Special Report on Peps and Tax Planning: Managers join transfer market: Switching your PEP sometimes makes sense, says Robert Cole

Click to follow
The Independent Online
THE THOUGHT of transferring shares held in one personal equity plan to another at first seems pointless.

Surely the attraction of a PEP is the tax shelter it provides? Tax rates may change but you will get the same tax benefit whichever PEP you are in. Superficially at least, transferring is positively bad as you are likely to incur entry fees from the new manager. You may also have to pay closure fees to the old PEP manager. You will also have to pay dealing fees if transferring PEP means revising the share, unit or investment trust portfolio. However, while the drawbacks are substantial and should be carefully considered, there are circumstances where it is sensible to consider changing PEP manager.

PEPs were created in the 1986 Budget by the then Chancellor of the Exchequer, Nigel Lawson. Early subscribers to the schemes will now have held the assets in the PEP for upwards of five years.

That is a respectable period in which to expect equity- based assets to perform and produce profits. If shares held in a PEP created five years ago are languishing, it might be time to change PEP manager in the hope it will provide a change of fortunes. In addition, as the owner of a long- established PEP your requirements from stock market investments may have shifted. National economic circumstances have changed; so too have perceptions about profit ambitions from equity- based investment.

As Robin Bloor, an analyst with the PEP researchers Chase de Vere, says: 'In 1987 PEPs were very much geared to capital growth; now investors may want income and have to change manager to achieve that aim.'

One way of altering the shape of your PEP is to sell the investments and start again. However, by doing this you will lose the tax exemption carried over from when the plan was set up. For those with only a couple of thousand pounds earmarked for stock market investment, that is fine. More wealthy people can, however, hang on to the PEP allowance granted in previous years.
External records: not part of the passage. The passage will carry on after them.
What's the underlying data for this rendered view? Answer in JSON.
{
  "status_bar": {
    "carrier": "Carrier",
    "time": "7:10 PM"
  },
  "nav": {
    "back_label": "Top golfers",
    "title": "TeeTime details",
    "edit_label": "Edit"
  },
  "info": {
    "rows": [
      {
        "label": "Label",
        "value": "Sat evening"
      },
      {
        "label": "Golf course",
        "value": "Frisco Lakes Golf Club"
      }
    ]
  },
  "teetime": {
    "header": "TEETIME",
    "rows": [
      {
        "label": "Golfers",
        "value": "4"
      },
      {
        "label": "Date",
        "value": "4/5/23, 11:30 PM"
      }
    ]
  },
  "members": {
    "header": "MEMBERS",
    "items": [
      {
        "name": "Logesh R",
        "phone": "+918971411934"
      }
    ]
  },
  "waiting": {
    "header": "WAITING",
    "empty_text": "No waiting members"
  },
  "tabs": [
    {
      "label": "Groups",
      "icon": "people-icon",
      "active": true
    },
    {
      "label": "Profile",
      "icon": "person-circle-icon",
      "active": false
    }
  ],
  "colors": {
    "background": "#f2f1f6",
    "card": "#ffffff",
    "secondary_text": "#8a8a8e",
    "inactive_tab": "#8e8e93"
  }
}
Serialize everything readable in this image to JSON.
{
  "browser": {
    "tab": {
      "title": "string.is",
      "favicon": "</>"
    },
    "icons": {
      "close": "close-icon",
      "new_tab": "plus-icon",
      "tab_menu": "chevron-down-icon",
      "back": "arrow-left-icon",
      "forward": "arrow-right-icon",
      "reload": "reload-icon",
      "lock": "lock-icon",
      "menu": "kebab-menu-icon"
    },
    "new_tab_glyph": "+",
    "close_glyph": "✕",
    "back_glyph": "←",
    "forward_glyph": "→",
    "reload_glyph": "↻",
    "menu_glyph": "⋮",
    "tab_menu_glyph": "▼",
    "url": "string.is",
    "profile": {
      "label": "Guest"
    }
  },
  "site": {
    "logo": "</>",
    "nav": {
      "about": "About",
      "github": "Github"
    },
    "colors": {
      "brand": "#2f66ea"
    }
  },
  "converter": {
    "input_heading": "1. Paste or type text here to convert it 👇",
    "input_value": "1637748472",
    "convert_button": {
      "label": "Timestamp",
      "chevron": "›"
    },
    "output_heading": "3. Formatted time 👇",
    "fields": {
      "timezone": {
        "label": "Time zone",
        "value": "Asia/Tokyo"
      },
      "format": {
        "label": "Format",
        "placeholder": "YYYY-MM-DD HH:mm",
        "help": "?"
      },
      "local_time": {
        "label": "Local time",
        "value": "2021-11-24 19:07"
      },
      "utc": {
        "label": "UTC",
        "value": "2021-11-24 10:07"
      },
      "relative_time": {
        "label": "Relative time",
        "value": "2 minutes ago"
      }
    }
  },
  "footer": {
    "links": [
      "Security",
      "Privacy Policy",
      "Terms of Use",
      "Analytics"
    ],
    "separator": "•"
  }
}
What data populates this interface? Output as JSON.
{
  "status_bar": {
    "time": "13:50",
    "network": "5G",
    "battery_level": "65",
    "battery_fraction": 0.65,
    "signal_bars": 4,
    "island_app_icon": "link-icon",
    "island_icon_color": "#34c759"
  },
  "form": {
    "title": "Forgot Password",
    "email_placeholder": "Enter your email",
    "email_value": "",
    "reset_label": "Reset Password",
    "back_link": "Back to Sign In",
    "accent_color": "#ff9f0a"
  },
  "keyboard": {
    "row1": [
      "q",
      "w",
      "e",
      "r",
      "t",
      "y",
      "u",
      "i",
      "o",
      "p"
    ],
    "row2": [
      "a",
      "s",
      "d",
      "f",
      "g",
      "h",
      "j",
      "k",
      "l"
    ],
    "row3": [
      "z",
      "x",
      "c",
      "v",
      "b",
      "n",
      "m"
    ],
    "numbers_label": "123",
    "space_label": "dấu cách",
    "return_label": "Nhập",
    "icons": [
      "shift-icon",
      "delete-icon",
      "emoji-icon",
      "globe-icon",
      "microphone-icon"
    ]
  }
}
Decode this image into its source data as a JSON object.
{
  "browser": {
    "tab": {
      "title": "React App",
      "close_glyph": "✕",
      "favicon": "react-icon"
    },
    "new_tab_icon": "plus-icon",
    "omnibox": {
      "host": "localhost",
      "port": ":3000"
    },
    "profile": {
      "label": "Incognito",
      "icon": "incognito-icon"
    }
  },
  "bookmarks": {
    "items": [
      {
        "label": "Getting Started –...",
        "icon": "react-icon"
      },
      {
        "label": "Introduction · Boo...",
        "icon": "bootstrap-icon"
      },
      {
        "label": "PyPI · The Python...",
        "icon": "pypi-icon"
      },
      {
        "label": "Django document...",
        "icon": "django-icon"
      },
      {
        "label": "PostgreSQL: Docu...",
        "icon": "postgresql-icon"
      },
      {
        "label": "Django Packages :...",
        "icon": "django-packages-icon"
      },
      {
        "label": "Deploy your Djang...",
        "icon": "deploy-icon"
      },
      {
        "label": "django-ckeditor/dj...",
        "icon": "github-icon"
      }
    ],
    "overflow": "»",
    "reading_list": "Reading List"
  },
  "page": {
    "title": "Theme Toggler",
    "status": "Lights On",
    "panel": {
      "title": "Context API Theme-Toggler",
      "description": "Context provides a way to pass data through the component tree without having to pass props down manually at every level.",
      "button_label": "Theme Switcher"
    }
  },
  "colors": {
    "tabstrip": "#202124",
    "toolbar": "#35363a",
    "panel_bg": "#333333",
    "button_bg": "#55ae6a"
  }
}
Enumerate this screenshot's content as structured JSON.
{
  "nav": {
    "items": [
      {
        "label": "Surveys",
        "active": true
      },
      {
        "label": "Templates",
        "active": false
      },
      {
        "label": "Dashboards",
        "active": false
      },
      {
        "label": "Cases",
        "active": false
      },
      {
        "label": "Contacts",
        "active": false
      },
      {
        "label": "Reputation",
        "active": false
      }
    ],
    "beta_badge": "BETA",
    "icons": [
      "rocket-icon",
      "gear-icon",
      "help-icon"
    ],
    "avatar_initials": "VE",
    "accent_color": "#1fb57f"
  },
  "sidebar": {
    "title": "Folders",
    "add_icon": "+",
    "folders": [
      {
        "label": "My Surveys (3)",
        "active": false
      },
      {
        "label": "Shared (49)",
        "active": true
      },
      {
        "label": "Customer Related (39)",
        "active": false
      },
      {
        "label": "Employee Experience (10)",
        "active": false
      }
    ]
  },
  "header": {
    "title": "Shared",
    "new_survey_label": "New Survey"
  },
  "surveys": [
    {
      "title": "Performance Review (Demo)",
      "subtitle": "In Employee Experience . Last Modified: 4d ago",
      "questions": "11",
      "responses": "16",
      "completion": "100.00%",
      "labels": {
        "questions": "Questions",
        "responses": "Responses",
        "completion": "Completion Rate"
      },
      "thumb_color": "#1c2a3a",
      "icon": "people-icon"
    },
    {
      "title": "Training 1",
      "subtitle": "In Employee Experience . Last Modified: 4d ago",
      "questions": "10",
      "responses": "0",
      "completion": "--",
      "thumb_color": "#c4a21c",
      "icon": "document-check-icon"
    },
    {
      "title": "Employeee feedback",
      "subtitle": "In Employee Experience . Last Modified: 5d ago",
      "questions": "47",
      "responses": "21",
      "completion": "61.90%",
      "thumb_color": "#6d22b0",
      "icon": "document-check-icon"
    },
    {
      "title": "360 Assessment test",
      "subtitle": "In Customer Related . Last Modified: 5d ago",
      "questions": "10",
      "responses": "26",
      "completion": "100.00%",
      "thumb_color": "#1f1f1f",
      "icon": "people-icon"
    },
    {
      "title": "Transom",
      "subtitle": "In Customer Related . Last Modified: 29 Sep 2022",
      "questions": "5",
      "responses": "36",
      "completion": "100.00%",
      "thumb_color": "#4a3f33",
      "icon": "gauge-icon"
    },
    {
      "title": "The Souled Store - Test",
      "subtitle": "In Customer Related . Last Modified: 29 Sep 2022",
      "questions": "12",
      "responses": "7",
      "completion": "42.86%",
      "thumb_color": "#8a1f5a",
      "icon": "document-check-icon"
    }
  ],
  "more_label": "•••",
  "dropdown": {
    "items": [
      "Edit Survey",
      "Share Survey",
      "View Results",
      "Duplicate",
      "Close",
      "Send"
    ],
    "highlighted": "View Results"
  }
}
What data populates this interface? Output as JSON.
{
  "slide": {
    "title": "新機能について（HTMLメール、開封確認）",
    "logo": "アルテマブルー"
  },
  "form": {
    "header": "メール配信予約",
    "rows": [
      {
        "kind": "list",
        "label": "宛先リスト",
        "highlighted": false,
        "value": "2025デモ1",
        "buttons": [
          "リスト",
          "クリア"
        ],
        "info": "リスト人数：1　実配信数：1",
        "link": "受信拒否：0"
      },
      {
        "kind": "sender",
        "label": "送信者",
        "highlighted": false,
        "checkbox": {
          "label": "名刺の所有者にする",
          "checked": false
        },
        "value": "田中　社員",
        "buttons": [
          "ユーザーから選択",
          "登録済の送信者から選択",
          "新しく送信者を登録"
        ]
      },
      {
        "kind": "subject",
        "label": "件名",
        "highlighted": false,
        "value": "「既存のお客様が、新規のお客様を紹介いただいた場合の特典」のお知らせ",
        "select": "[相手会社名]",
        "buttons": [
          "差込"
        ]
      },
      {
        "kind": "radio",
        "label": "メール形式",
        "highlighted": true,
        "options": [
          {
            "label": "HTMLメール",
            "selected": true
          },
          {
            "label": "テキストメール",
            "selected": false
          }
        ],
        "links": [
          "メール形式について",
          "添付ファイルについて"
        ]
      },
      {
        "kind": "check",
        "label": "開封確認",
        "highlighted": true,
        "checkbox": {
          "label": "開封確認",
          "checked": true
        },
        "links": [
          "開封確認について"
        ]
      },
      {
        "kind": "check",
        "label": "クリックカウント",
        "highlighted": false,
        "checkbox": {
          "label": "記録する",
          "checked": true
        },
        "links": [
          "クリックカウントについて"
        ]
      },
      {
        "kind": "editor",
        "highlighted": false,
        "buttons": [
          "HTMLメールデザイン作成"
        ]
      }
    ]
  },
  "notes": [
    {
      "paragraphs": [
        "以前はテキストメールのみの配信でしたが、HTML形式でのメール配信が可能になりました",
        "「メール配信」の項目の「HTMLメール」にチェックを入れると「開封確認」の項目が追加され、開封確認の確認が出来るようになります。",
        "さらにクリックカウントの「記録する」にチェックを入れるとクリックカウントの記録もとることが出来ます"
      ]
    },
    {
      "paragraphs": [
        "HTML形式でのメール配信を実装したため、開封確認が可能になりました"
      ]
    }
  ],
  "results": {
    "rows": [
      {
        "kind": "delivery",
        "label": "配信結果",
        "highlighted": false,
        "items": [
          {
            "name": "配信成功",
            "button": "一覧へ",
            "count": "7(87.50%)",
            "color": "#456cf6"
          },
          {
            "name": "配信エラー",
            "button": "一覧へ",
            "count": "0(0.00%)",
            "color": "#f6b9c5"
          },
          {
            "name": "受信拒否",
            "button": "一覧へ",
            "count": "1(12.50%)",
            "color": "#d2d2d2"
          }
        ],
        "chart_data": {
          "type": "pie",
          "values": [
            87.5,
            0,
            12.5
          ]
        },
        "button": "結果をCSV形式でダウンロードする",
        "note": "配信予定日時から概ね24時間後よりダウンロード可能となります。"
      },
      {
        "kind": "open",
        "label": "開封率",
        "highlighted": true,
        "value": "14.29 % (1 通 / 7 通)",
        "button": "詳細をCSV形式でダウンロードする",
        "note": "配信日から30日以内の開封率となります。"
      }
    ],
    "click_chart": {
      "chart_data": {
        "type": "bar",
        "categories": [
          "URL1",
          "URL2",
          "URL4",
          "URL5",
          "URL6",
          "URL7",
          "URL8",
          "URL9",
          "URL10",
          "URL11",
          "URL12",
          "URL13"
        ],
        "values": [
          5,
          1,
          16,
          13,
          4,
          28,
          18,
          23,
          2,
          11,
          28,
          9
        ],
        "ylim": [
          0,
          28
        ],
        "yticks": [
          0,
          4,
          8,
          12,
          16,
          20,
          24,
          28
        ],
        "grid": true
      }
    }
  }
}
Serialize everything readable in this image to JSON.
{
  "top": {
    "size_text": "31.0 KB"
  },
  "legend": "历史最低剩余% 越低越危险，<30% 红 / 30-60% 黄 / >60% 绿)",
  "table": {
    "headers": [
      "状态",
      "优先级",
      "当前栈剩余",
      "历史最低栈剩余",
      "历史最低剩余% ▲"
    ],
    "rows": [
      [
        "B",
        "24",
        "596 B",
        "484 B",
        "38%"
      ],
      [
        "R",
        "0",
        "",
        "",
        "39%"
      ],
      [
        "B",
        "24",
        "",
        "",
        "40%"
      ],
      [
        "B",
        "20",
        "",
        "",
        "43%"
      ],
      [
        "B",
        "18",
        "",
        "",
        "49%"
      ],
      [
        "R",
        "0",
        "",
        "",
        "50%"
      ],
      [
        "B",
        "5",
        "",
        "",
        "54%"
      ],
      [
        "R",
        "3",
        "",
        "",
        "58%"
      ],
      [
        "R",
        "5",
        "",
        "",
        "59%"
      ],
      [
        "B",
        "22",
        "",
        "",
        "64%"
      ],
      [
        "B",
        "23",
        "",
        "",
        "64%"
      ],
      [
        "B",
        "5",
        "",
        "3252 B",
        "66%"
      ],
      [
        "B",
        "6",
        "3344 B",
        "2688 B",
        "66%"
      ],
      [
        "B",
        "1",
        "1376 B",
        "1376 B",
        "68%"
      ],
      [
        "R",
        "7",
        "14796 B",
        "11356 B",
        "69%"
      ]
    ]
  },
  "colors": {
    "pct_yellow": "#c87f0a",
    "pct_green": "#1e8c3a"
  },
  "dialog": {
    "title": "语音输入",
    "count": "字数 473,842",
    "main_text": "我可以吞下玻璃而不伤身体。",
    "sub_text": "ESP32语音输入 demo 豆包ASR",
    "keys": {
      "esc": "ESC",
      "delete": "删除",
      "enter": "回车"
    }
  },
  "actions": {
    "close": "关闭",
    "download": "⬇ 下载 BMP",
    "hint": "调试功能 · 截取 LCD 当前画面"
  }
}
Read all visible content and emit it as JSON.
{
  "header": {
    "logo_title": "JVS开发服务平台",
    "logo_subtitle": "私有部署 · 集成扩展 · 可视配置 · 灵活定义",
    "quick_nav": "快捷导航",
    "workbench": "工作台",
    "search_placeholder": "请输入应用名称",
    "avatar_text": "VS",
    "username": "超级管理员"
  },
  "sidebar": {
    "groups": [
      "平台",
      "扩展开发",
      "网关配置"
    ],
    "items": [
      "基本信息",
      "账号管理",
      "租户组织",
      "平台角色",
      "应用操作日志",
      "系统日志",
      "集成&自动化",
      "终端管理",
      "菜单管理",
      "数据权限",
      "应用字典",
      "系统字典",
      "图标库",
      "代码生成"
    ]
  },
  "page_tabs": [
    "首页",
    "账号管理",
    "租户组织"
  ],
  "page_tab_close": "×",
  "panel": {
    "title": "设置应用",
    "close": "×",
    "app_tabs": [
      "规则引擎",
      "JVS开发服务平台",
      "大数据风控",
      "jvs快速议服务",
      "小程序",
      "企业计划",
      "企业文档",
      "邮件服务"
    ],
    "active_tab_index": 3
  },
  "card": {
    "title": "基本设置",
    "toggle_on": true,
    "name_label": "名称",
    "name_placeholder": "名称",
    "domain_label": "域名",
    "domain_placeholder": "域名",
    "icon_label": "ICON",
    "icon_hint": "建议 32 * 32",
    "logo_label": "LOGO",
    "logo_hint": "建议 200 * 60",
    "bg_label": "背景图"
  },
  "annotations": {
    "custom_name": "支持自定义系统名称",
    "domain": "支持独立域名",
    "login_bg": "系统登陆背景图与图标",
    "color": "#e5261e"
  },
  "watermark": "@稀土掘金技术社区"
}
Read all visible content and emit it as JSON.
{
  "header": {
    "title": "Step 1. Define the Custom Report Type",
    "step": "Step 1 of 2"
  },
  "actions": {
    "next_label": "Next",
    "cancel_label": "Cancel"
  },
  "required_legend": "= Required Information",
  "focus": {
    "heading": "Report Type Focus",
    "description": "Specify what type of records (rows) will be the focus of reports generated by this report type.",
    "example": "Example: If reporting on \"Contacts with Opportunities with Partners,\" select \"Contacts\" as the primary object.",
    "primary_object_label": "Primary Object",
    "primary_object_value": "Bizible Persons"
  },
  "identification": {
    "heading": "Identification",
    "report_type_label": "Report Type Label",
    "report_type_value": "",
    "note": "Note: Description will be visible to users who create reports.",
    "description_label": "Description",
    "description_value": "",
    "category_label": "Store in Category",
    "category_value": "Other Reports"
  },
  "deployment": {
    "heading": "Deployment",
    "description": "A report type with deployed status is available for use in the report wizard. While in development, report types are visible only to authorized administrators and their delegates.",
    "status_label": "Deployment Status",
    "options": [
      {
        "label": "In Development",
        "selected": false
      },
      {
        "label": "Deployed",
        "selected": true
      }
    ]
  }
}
Remember, however, that it may well be possible - and cheaper - to alter the profile of the assets held in a PEP without changing PEP manager. Many investment houses offer a broad range of products, suiting widely different requirements.

PEP investors can choose to liquidate the share portfolio when changing PEP manager or transfer with the portfolio intact. However, if the portfolio is liquidated it has to be re-invested broadly in accordance with rules governing the creation of new PEPs. In addition, some investment institutions that specialise in unit or investment trusts may only take your money if you agree to put it into their unit or investment trust. Obviously that is no good if you want to shelter a particular company's shares.

There is comparatively little consumer interest in transferring from PEP to PEP at present. Only a handful of investment houses, of the dozens that attract PEP business, actively market their willingness to take on PEP transfers. But technically any can accept transfer business.